This post will concentrate on some happier news. To be tempted is not the same as to sin. Temptation itself is not sin, though it can certainly lead to sin. Jesus was tempted like us in every respect, save he did not sin, and was not a sinner (Heb.4.15). Jesus could empathize with our weaknesses, without giving in to his own weaknesses when he was on this earth. He still understands what human nature and mortal flesh is capable of.
Some pastors, in the rush to identify with their parishoners, sometimes makes the mistake of saying glib things like ‘we’ll were all sinners, and I’m no better than any of ya’ll’. Really? You don’t think its important that a preacher or teacher should set a moral example and be above reproach? Don’t you think ministers should model Christ-likeness, not sinner-likeness?

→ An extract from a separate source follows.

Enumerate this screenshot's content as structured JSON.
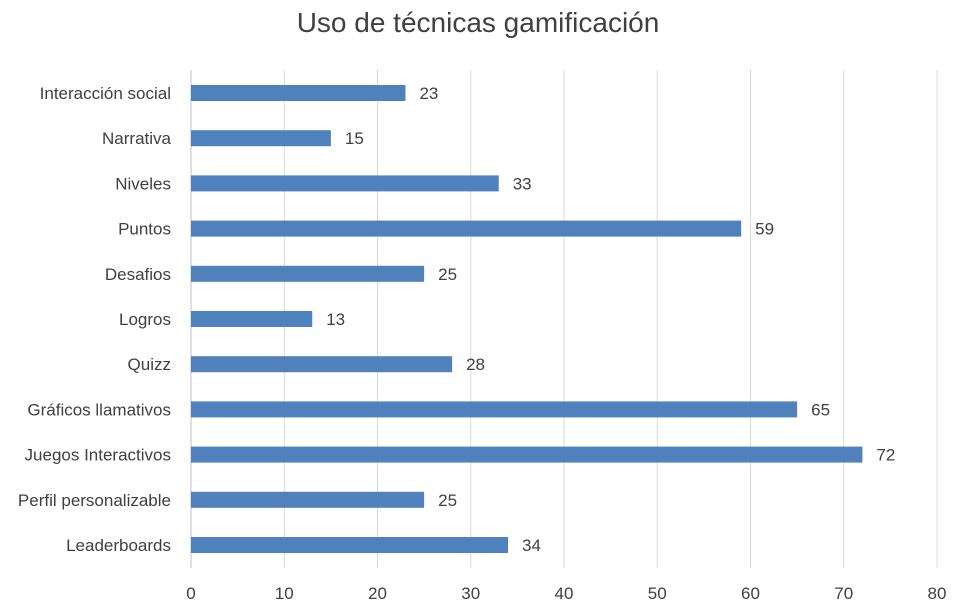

I ask this question quite specifically because Paul reminds all Christians “no temptation has overcome you that is not common to humanity. God is faithful and will not allow you to be tested beyond your power to endure, but rather with the temptation God can provide an adequate means of escape” (1 Cor. 10.13). This verse needs to be preached a lot more.

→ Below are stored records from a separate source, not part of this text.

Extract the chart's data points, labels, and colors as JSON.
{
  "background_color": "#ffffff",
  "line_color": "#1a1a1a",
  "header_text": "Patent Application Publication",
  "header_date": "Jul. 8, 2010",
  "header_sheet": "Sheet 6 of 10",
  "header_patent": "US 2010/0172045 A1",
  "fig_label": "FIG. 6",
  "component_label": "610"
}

Christians, real Christians who have the Spirit of God in their life, while not bullet proof, nonetheless have adequate divine resources in their life to resist temptation, to flee sin, to avoid committing willful acts of sin. Christians are absolutely not in the bondage to sin, not because human nature is better than previously advertised but because ‘greater is he who is in you’ than any of the sources of one’s temptations.